Die Instinkttheorie nimmt an, dass Instinkte ungelernte Verhaltensmuster darstellen, die in Reaktion auf bestimmte Arten der Stimulation auftreten, wobei diese Hinweise aus der Umwelt meist als Auslöser bezeichnet werden. Häufig werden Instinkte von Hormonen oder von äußerer Stimulation wie Geruchsreizen (Pheromone) ausgelöst, die einmal ausgelöst, nicht länger vom Auslöser abhängig sind, sondern automatisch ablaufen. Ursprünglich wurden Instinkte in Begriffen innerer Kräfte beschrieben, die das Auftreten bestimmter Handlungsweisen verursachten.

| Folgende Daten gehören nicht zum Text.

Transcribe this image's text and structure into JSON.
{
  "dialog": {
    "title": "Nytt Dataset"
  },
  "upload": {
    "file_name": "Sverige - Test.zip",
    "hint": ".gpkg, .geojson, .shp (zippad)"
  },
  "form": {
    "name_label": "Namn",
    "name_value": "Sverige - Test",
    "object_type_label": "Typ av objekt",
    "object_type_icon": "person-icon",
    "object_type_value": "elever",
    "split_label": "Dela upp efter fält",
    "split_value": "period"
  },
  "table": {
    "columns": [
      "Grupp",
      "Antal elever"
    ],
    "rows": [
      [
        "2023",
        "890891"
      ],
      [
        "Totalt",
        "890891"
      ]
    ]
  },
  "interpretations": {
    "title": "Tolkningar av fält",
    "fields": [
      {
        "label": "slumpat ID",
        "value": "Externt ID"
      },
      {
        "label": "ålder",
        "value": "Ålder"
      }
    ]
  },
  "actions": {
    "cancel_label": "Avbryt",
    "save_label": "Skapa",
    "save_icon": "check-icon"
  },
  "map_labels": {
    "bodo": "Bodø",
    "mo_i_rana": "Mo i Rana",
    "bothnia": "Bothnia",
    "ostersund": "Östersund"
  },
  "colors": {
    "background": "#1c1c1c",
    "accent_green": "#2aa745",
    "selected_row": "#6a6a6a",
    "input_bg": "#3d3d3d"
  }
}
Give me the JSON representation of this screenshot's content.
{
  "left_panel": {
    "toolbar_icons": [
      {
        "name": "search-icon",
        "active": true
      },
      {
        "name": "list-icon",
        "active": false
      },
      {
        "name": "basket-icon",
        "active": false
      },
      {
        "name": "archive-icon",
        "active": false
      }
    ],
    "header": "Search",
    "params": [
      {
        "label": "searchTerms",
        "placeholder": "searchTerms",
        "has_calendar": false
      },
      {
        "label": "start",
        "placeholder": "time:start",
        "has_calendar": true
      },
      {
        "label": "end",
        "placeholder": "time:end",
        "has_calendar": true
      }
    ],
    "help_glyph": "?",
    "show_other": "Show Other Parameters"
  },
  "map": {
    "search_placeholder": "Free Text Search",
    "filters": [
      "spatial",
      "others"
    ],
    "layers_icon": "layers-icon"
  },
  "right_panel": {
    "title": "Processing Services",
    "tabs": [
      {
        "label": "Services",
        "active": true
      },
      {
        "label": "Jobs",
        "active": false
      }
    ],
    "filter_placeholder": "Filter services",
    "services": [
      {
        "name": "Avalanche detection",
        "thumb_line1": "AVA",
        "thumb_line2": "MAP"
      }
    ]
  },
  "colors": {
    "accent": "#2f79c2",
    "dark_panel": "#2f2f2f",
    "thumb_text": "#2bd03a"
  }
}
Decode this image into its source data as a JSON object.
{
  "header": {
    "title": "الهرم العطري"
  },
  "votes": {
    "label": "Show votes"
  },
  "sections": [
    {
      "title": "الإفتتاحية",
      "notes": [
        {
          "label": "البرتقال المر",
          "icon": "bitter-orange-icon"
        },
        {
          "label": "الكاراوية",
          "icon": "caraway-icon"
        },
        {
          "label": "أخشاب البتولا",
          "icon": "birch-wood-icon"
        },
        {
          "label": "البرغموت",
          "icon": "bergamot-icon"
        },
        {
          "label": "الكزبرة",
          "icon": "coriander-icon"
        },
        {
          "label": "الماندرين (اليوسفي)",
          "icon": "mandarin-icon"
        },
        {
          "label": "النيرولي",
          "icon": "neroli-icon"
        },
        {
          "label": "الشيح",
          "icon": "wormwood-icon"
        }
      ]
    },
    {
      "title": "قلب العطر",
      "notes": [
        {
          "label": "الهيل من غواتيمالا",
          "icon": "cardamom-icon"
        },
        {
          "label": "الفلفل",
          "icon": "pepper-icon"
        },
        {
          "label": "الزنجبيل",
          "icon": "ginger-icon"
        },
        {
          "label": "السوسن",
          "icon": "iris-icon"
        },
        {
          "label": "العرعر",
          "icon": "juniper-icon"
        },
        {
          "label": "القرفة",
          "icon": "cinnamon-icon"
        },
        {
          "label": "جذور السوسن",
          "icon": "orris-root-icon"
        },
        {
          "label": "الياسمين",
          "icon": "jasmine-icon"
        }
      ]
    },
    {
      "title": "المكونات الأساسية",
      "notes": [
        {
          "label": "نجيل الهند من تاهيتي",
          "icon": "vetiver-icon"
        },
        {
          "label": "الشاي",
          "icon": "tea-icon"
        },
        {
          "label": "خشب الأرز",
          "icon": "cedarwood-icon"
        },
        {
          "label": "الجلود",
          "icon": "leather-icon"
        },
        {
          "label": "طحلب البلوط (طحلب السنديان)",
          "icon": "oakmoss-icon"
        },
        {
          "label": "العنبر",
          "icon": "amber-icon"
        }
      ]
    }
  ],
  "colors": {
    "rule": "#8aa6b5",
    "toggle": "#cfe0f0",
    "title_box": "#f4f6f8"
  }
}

Heute werden Instinkte bei Tieren von Ethologen als fixierte Handlungsmuster aufgefasst, deren Auslöser Umweltbedingungen, Entwicklungsstadien und spezielle Reaktionsabläufe sind. William James hielt sowohl tierische als auch menschliche Instinkte wie Sympathie, Bescheidenheit, Geselligkeit und Liebe für zweckorientiert. William McDougall betrachtete Instinkte als ererbte Dispositionen, die über deinen Antriebsaspekt, einen Handlungsaspekt und Zielgerichtetheit verfügen. Psychologen haben im vorigen Jahrhundert Listen von vielen tausend menschlichen Instinkten zusammengestellt, um menschliches Verhalten zu erklären. Kritiker der Instinkttheorien meinen, dass Instinkte keine Erklärung, sondern lediglich Beschreibungen liefern, wobei es beträchtliche Verhaltensunterschiede zwischen verschiedenen Kulturen gibt. Der Behaviorismuss schließlich konnte nachweisen, dass viele menschliche Verhaltensweisen eher erlernt als angeboren sind. Heute weiß man, dass bei komplexen Verhaltensweisen ererbte und erlernte Faktoren zusammenwirken.